Lately, Novak Djokovic and Rafael have expressed their views on some issues of their sport that show that their opinions are somewhat different.

They first disagreed over the initiative led by the Serbian player to form a new group, the Professional Tennis Players Association (PTPA), which would coexist with the ATP (rector of the men’s circuit) and the ITF (the International Federation) to ensure the interests of tennis players.

This week they have shown different views on the possibility of the Grand Slams being played in three sets, like the rest of the tournaments, instead of the five of a lifetime. For Nole, against Rafael. The Serbian has claimed that the tennis season is too long. Secondly, he advocates, and he is right, why the attention time of the younger fans is less and less. The commercial and marketing convenience, therefore, would advise this more dynamic format.

Rafael, on the other hand, would be sorry to sacrifice this historical model that, among other things, demands greater solidity from tennis players who must be physically and mentally strong for longer.

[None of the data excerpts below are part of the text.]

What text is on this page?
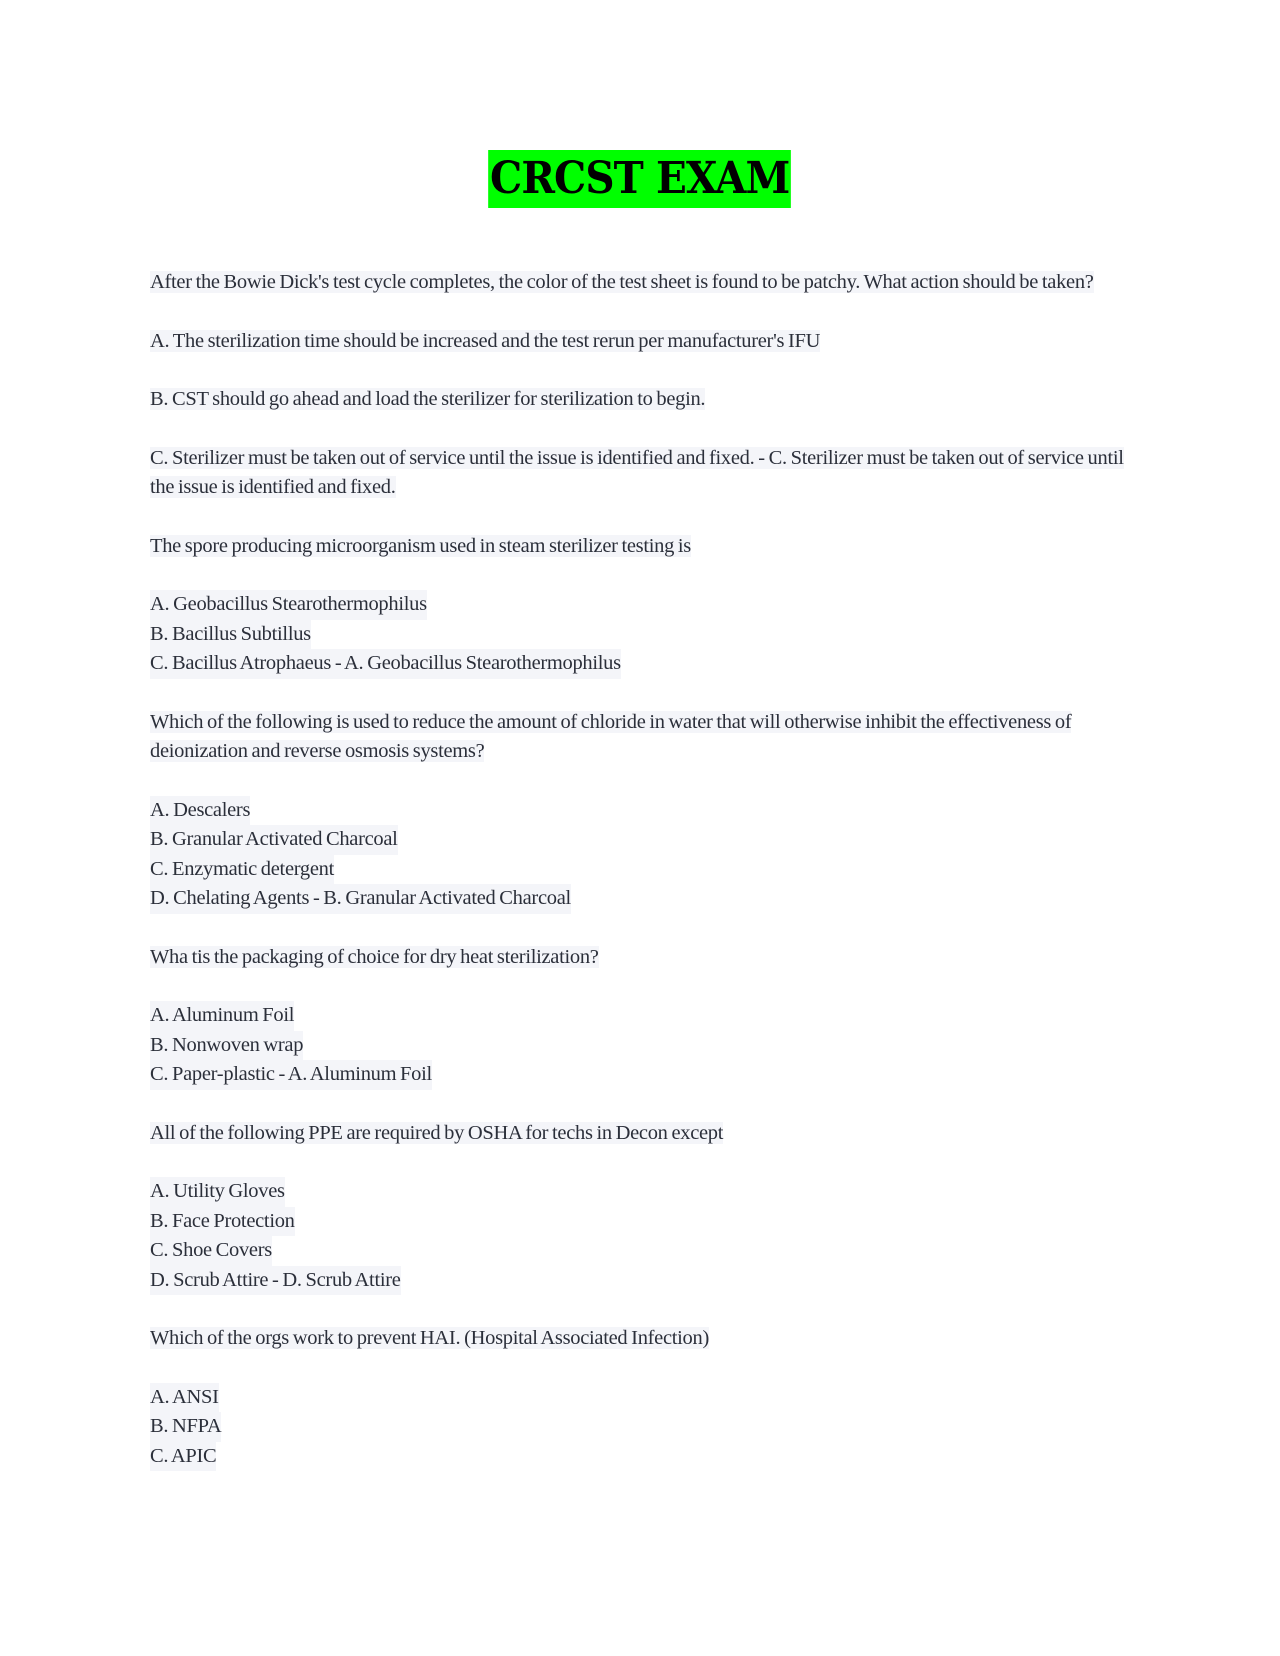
CRCST EXAM
After the Bowie Dick's test cycle completes, the color of the test sheet is found to be patchy. What action should be taken?
A. The sterilization time should be increased and the test rerun per manufacturer's IFU
B. CST should go ahead and load the sterilizer for sterilization to begin.
C. Sterilizer must be taken out of service until the issue is identified and fixed. - C. Sterilizer must be taken out of service until the issue is identified and fixed.
The spore producing microorganism used in steam sterilizer testing is
A. Geobacillus Stearothermophilus
B. Bacillus Subtillus
C. Bacillus Atrophaeus - A. Geobacillus Stearothermophilus
Which of the following is used to reduce the amount of chloride in water that will otherwise inhibit the effectiveness of deionization and reverse osmosis systems?
A. Descalers
B. Granular Activated Charcoal
C. Enzymatic detergent
D. Chelating Agents - B. Granular Activated Charcoal
Wha tis the packaging of choice for dry heat sterilization?
A. Aluminum Foil
B. Nonwoven wrap
C. Paper-plastic - A. Aluminum Foil
All of the following PPE are required by OSHA for techs in Decon except
A. Utility Gloves
B. Face Protection
C. Shoe Covers
D. Scrub Attire - D. Scrub Attire
Which of the orgs work to prevent HAI. (Hospital Associated Infection)
A. ANSI
B. NFPA
C. APIC
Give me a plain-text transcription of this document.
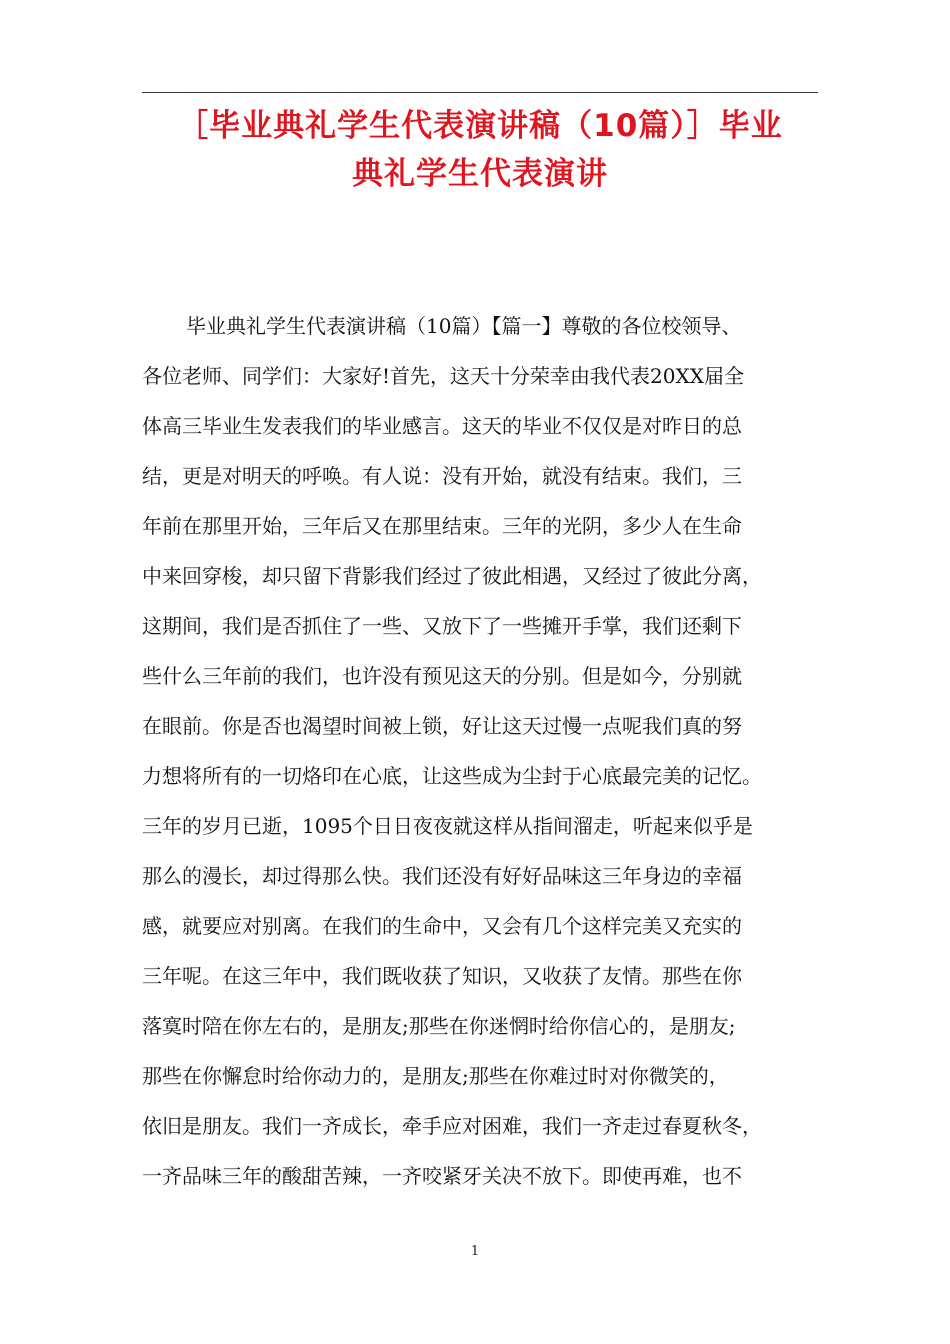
［毕业典礼学生代表演讲稿（10篇）］毕业
典礼学生代表演讲
毕业典礼学生代表演讲稿（10篇）【篇一】尊敬的各位校领导、
各位老师、同学们：大家好!首先，这天十分荣幸由我代表20XX届全
体高三毕业生发表我们的毕业感言。这天的毕业不仅仅是对昨日的总
结，更是对明天的呼唤。有人说：没有开始，就没有结束。我们，三
年前在那里开始，三年后又在那里结束。三年的光阴，多少人在生命
中来回穿梭，却只留下背影我们经过了彼此相遇，又经过了彼此分离，
这期间，我们是否抓住了一些、又放下了一些摊开手掌，我们还剩下
些什么三年前的我们，也许没有预见这天的分别。但是如今，分别就
在眼前。你是否也渴望时间被上锁，好让这天过慢一点呢我们真的努
力想将所有的一切烙印在心底，让这些成为尘封于心底最完美的记忆。
三年的岁月已逝，1095个日日夜夜就这样从指间溜走，听起来似乎是
那么的漫长，却过得那么快。我们还没有好好品味这三年身边的幸福
感，就要应对别离。在我们的生命中，又会有几个这样完美又充实的
三年呢。在这三年中，我们既收获了知识，又收获了友情。那些在你
落寞时陪在你左右的，是朋友;那些在你迷惘时给你信心的，是朋友;
那些在你懈怠时给你动力的，是朋友;那些在你难过时对你微笑的，
依旧是朋友。我们一齐成长，牵手应对困难，我们一齐走过春夏秋冬，
一齐品味三年的酸甜苦辣，一齐咬紧牙关决不放下。即使再难，也不
1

And, finally, we have seen in recent days how Novak would welcome the lines judges being replaced, as has happened in the present Masters Cup, by a revolutionary technological system capable of making all the decisions that until now fell to a large number of team. Or almost all. At the moment, the chair umpire has remained who, luckily, still has the last word.

The current number one considers that with this implementation an optimal precision in arbitration is guaranteed to the players. Rafael wouldn’t like the idea either. He has made much more emotional and much less scientific arguments. His taste for a more traditional tennis court, better dressed with the linesmen at their respective sites.

It is striking that the points of view of both tennis players are in line with their different conceptions of the game: more precise and studied in the case of Novak, somewhat more imperfect, but also more passionate, in the case of Rafael.

I agree with my nephew in all his arguments but, in addition, I believe that the reliability that the refereeing of the linesmen gives together with the possibility of requesting the review by the player is almost absolute. Therefore I do not see the need for the sacrifice of the judges. As for the Grand Slams, obviously, reducing them to three sets would not justify their duration of two weeks. Would it benefit tennis to convert them into normal tournaments? Honestly, I think that the change would drag too many things that would go to their detriment.

It must be admitted, this is true, that tennis must evolve with the new times and that we must be willing to make changes to make it attractive to new generations. Studies have shown his growing disinterest not only in the racket, but even in popular sports such as soccer.

If we succumb to the lack of patience and attention of this new youth, we run the risk of distorting the sport, whose value is the human factor, the ability to fight and the improvement that, observed in the players, can incite the players. young people to emulate them in their personal or professional development. For the other, hyperstimulation, precision and the most advanced technology, videogames already have. And against this, unfortunately, we have the losing battle.